Actions: a clear set of actions needs to be defined to begin implementing a data quality plan. Over time, these actions will need to be updated as data quality changes and companies' priorities change.
#2 Correct data at source
If data can be corrected before it becomes erroneous (or duplicated) in the system, it saves hours of time and reduces the burden on the line.
#3 Measure the accuracy of the data
Invest the time, tools, and research needed to measure the accuracy of your data in real time. If you need to purchase a tool to measure data accuracy, you can check out our article, "Tools for Measuring Data Quality," in which we explain the criteria for selecting the right tool for measuring data quality.
#4 Managing Data and Duplicates
If some duplicates do sneak past your new entry practice, make sure they are actively detected and removed.

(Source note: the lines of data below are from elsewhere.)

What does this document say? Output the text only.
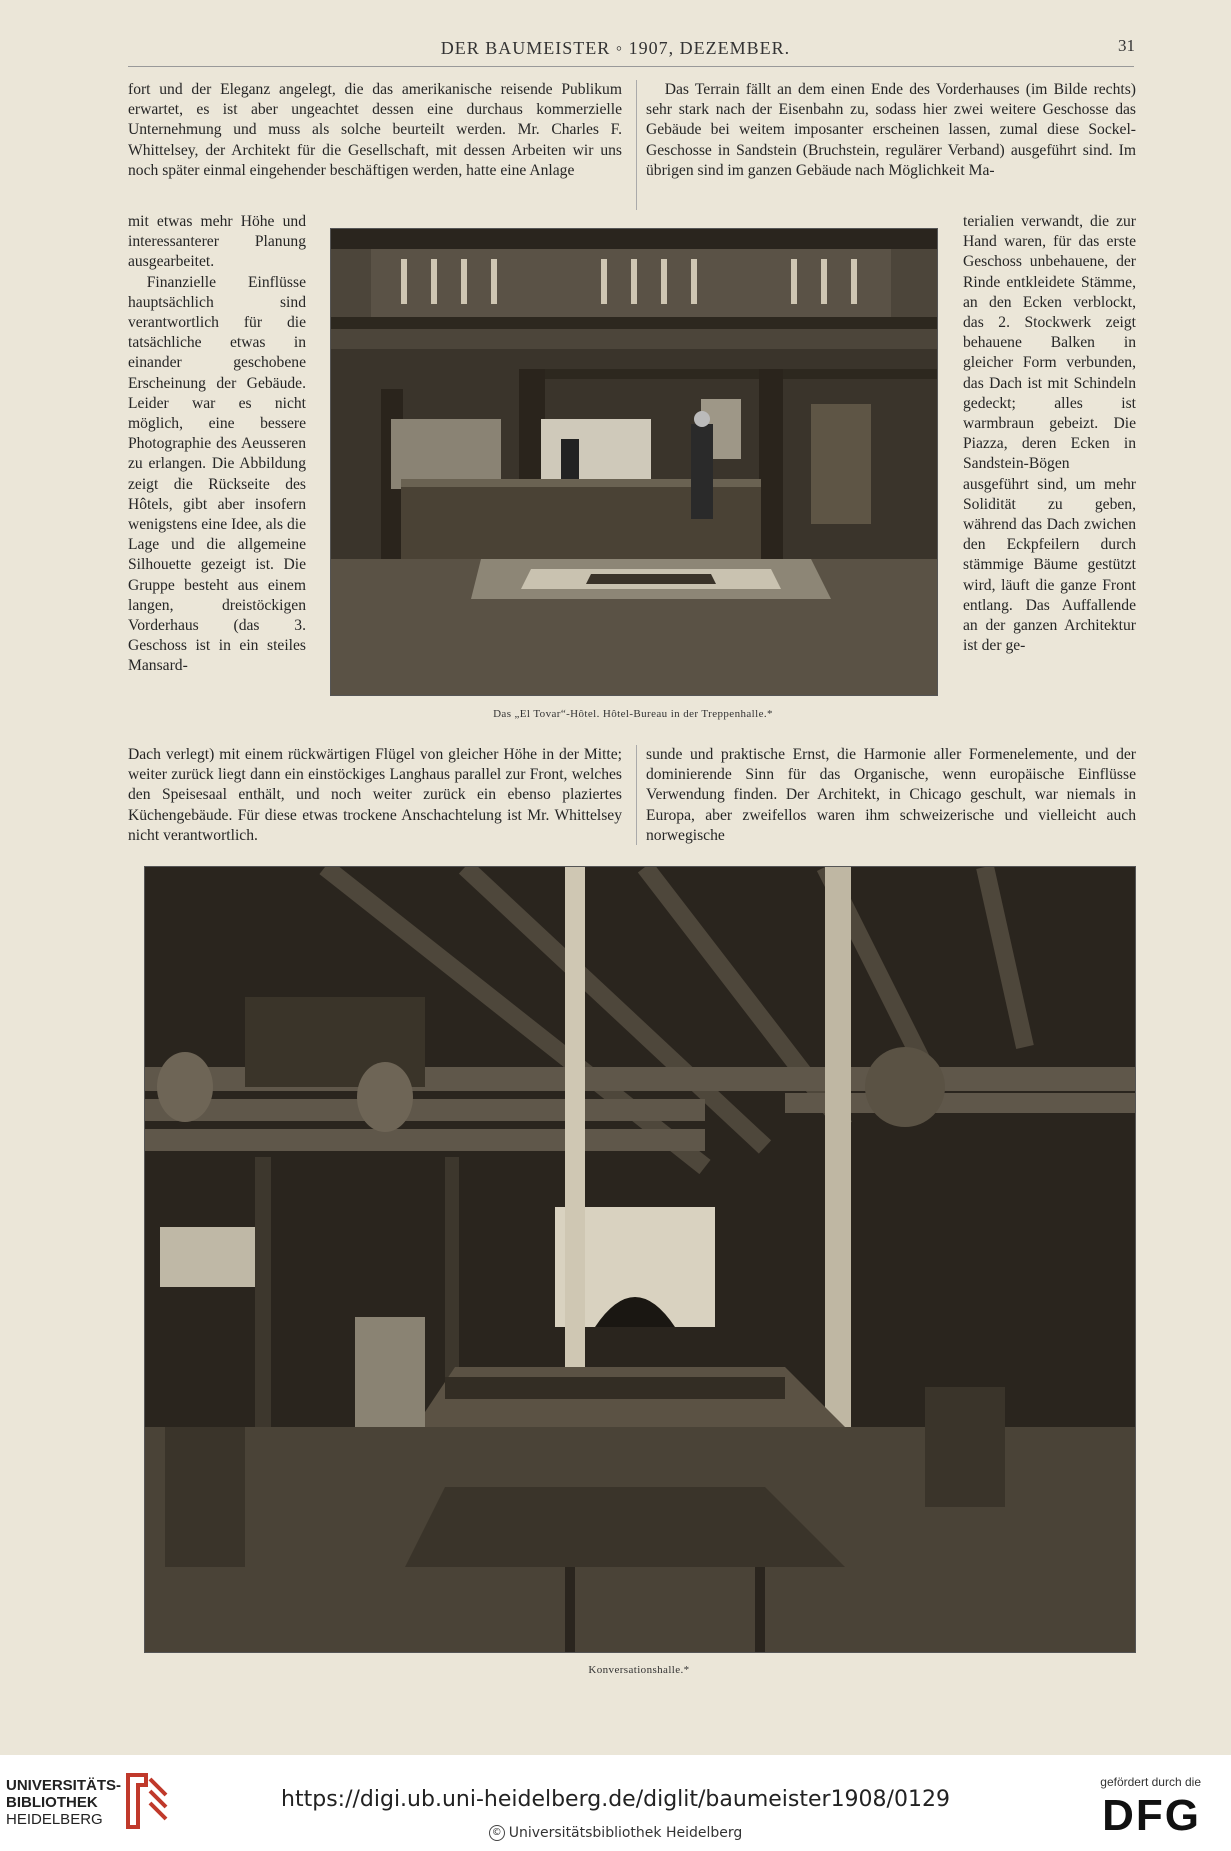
DER BAUMEISTER ◦ 1907, DEZEMBER.	31

fort und der Eleganz angelegt, die das amerikanische reisende Publikum erwartet, es ist aber ungeachtet dessen eine durchaus kommerzielle Unternehmung und muss als solche beurteilt werden. Mr. Charles F. Whittelsey, der Architekt für die Gesellschaft, mit dessen Arbeiten wir uns noch später einmal eingehender beschäftigen werden, hatte eine Anlage

Das Terrain fällt an dem einen Ende des Vorderhauses (im Bilde rechts) sehr stark nach der Eisenbahn zu, sodass hier zwei weitere Geschosse das Gebäude bei weitem imposanter erscheinen lassen, zumal diese Sockel-Geschosse in Sandstein (Bruchstein, regulärer Verband) ausgeführt sind. Im übrigen sind im ganzen Gebäude nach Möglichkeit Ma-

mit etwas mehr Höhe und interessanterer Planung ausgearbeitet.

Finanzielle Einflüsse hauptsächlich sind verantwortlich für die tatsächliche etwas in einander geschobene Erscheinung der Gebäude. Leider war es nicht möglich, eine bessere Photographie des Aeusseren zu erlangen. Die Abbildung zeigt die Rückseite des Hôtels, gibt aber insofern wenigstens eine Idee, als die Lage und die allgemeine Silhouette gezeigt ist. Die Gruppe besteht aus einem langen, dreistöckigen Vorderhaus (das 3. Geschoss ist in ein steiles Mansard-

terialien verwandt, die zur Hand waren, für das erste Geschoss unbehauene, der Rinde entkleidete Stämme, an den Ecken verblockt, das 2. Stockwerk zeigt behauene Balken in gleicher Form verbunden, das Dach ist mit Schindeln gedeckt; alles ist warmbraun gebeizt. Die Piazza, deren Ecken in Sandstein-Bögen ausgeführt sind, um mehr Solidität zu geben, während das Dach zwichen den Eckpfeilern durch stämmige Bäume gestützt wird, läuft die ganze Front entlang. Das Auffallende an der ganzen Architektur ist der ge-

Das „El Tovar“-Hôtel. Hôtel-Bureau in der Treppenhalle.*

Dach verlegt) mit einem rückwärtigen Flügel von gleicher Höhe in der Mitte; weiter zurück liegt dann ein einstöckiges Langhaus parallel zur Front, welches den Speisesaal enthält, und noch weiter zurück ein ebenso plaziertes Küchengebäude. Für diese etwas trockene Anschachtelung ist Mr. Whittelsey nicht verantwortlich.

sunde und praktische Ernst, die Harmonie aller Formenelemente, und der dominierende Sinn für das Organische, wenn europäische Einflüsse Verwendung finden. Der Architekt, in Chicago geschult, war niemals in Europa, aber zweifellos waren ihm schweizerische und vielleicht auch norwegische

Konversationshalle.*
UNIVERSITÄTS-
BIBLIOTHEK
HEIDELBERG
https://digi.ub.uni-heidelberg.de/diglit/baumeister1908/0129
© Universitätsbibliothek Heidelberg
gefördert durch die
DFG
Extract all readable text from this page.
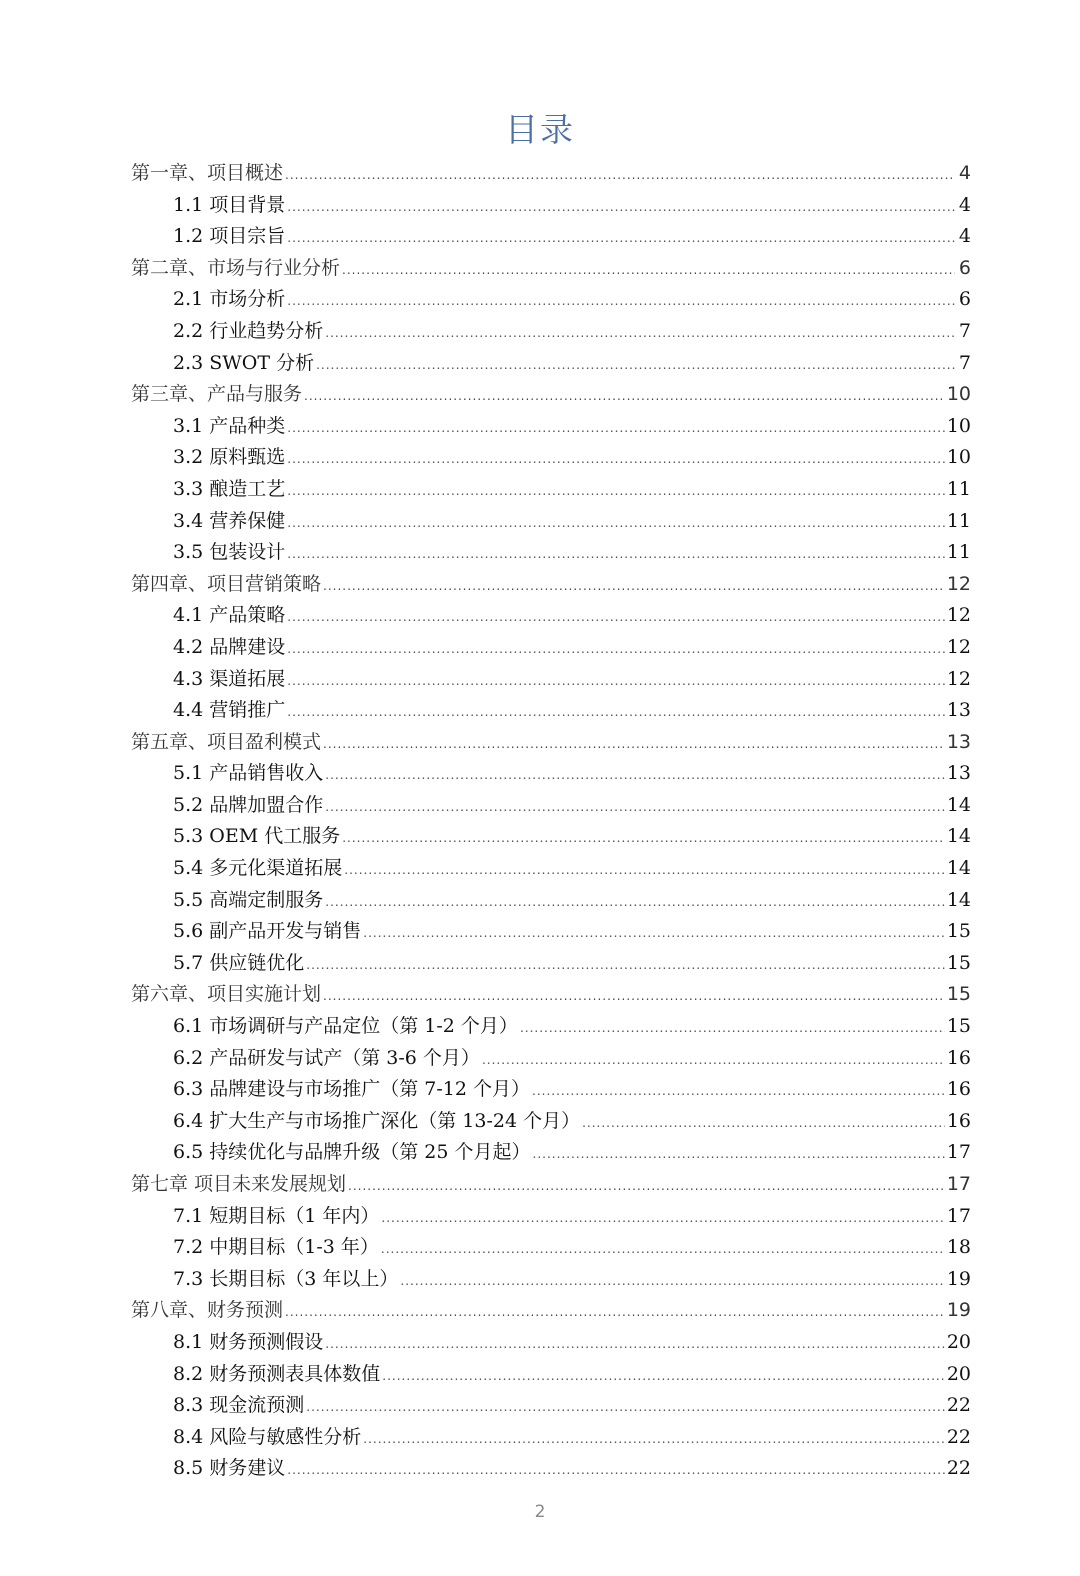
目录
第一章、项目概述 .....	4
1.1 项目背景 .....	4
1.2 项目宗旨 .....	4
第二章、市场与行业分析 .....	6
2.1 市场分析 .....	6
2.2 行业趋势分析 .....	7
2.3 SWOT 分析 .....	7
第三章、产品与服务 .....	10
3.1 产品种类 .....	10
3.2 原料甄选 .....	10
3.3 酿造工艺 .....	11
3.4 营养保健 .....	11
3.5 包装设计 .....	11
第四章、项目营销策略 .....	12
4.1 产品策略 .....	12
4.2 品牌建设 .....	12
4.3 渠道拓展 .....	12
4.4 营销推广 .....	13
第五章、项目盈利模式 .....	13
5.1 产品销售收入 .....	13
5.2 品牌加盟合作 .....	14
5.3 OEM 代工服务 .....	14
5.4 多元化渠道拓展 .....	14
5.5 高端定制服务 .....	14
5.6 副产品开发与销售 .....	15
5.7 供应链优化 .....	15
第六章、项目实施计划 .....	15
6.1 市场调研与产品定位（第 1-2 个月） .....	15
6.2 产品研发与试产（第 3-6 个月） .....	16
6.3 品牌建设与市场推广（第 7-12 个月） .....	16
6.4 扩大生产与市场推广深化（第 13-24 个月） .....	16
6.5 持续优化与品牌升级（第 25 个月起） .....	17
第七章 项目未来发展规划 .....	17
7.1 短期目标（1 年内） .....	17
7.2 中期目标（1-3 年） .....	18
7.3 长期目标（3 年以上） .....	19
第八章、财务预测 .....	19
8.1 财务预测假设 .....	20
8.2 财务预测表具体数值 .....	20
8.3 现金流预测 .....	22
8.4 风险与敏感性分析 .....	22
8.5 财务建议 .....	22
2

After removing any duplicate records, it's also important to consider the following:
Standardization: Confirming that the same type of data exists in each column.
Normalization: Ensuring that all data is recorded consistently.
Merging: When data is scattered across multiple data sets, merging is the act of combining the relevant parts of those data sets to create a new file.
Aggregation: Merging: Sorting the data and expressing it in summary form
Filtering: Narrowing the data set to include only the information we need.
Scaling: Converting the data so that it fits on a certain scale, such as 0-100 or 0-1.
#5 Add Data.
Adding is a process that helps organizations identify and fill in missing information. Reliable third-party sources are often one of the best options for managing this practice.
After completing these 5 steps, your data will be ready to be exported to the data catalog and used when analysis is needed. Keep in mind that when dealing with large data sets, 100% cleanliness is nearly impossible.